Their efforts at shaping public perception were both large (the naming of transition teams to affect a presidential aura) and small (cramming as many US flags as possible into photo-op backgrounds).

But after weeks of remaining relatively stable, public opinion has begun to change somewhat in recent days. Gore's major legal setback this week - Florida Circuit Court Judge N. Sanders Sauls' rejection of his contest of the state vote - was both a legal and public relations blow. Asked in the wake of the ruling whether Gore should now concede, 59 percent of respondents to a Dec. 5 MSNBC poll said "yes." Last week, the same poll found that only 49 percent of those surveyed felt that way.

"The public is getting a little more tired and a little more exasperated with the process," says Karlyn Bowman, a public-opinion analyst at the American Enterprise Institute in Washington.

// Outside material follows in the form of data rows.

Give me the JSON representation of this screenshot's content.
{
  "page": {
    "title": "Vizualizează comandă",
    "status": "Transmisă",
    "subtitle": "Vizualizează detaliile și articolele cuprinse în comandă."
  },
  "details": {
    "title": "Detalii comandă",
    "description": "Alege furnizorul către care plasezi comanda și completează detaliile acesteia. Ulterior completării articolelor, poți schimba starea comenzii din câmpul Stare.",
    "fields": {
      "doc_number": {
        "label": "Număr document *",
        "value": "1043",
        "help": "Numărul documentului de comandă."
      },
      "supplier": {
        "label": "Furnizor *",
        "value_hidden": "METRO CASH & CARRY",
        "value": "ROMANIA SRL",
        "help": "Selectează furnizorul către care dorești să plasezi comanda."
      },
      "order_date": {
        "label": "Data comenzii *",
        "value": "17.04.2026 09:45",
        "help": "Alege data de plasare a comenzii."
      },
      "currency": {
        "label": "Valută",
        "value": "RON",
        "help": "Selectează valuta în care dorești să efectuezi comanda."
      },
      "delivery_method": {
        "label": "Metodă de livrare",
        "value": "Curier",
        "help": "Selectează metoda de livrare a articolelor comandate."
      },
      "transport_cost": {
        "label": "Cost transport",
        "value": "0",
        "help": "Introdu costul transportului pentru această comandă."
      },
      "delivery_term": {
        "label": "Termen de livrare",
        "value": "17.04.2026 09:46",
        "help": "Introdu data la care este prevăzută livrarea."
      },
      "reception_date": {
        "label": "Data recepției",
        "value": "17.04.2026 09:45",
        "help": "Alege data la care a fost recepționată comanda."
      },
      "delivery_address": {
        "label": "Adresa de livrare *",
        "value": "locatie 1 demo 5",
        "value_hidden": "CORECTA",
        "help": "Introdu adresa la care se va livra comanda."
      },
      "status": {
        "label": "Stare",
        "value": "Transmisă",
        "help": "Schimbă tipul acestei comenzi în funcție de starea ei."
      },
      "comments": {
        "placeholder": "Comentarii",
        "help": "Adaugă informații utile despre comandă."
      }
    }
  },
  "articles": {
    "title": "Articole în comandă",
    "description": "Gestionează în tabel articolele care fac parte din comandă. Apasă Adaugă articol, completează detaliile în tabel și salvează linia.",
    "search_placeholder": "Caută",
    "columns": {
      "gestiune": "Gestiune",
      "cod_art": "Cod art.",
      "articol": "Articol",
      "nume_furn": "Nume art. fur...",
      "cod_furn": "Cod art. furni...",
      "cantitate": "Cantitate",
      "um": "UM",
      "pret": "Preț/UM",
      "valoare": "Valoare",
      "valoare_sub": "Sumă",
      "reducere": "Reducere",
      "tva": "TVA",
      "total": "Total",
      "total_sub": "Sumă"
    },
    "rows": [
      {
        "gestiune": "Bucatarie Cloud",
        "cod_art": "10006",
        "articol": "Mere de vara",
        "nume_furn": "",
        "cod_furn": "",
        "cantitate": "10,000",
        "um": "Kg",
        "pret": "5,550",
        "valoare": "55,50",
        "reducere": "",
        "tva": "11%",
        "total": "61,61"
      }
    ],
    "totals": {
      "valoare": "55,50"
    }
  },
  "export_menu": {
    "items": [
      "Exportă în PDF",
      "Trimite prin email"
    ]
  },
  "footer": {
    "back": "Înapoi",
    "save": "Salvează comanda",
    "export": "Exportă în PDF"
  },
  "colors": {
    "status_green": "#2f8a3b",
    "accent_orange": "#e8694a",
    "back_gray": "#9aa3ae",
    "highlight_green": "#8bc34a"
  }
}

That doesn't mean people want Bush to start laying out his jogging track on the White House grounds. The same poll found a bare majority, 52 percent, agreeing it was "too soon" for Bush to start naming members of his Cabinet.

The public's somewhat conflicted attitude toward the situation in Florida can also be found in the fact that some polls show majorities in favor of including hand-counted ballots in the final Florida tally - while others find that a majority of Americans feel hand-counting isn't necessarily the most accurate way to count votes.

The key to American opinion may lie in one finding of a Fox News poll: 68 percent of those surveyed felt that there were always inconsistencies in counting ballots. In other words, bad things happen. Our methods of voting are what they are.

Ardent Democrats also remain solidly in Gore's camp. A Gallup Poll found that 88 percent of Democrats still want the disputed ballots of Miami-Dade County counted. Eighty-six percent of Republicans oppose the move.

Consider the situation in Mount Washington, one of Los Angeles's oldest and most reliably Democratic neighborhoods. A fashionable getaway for silent-film stars early last century, it became a haven for the city's burgeoning Bohemian community of writers, artists, and musicians.

For Norman Sancho, it's a question of closure. Speaking in the kitchen of his yellow stucco home - and surrounded by towers of CDs and a tangle of music stands - the musician wants to make sure the country has all the information it needs to move on. "I would have [Gore] pursue it all the way to the end, so that in four years, all these issues are resolved," he says.

As far as concerns that the country could implode if this goes on much longer, people here have a simple answer. Hogwash. Some residents, in fact, see this as a beneficial test of America's most sacred political document.

"The Constitution is being tested. I think Gore should continue testing it until there's nothing else left for him to do," says K. Dickinson, while baking in her kitchen. "The Constitution is old, but it appears to be standing up."

Jim Blair contributed to this report from Los Angeles.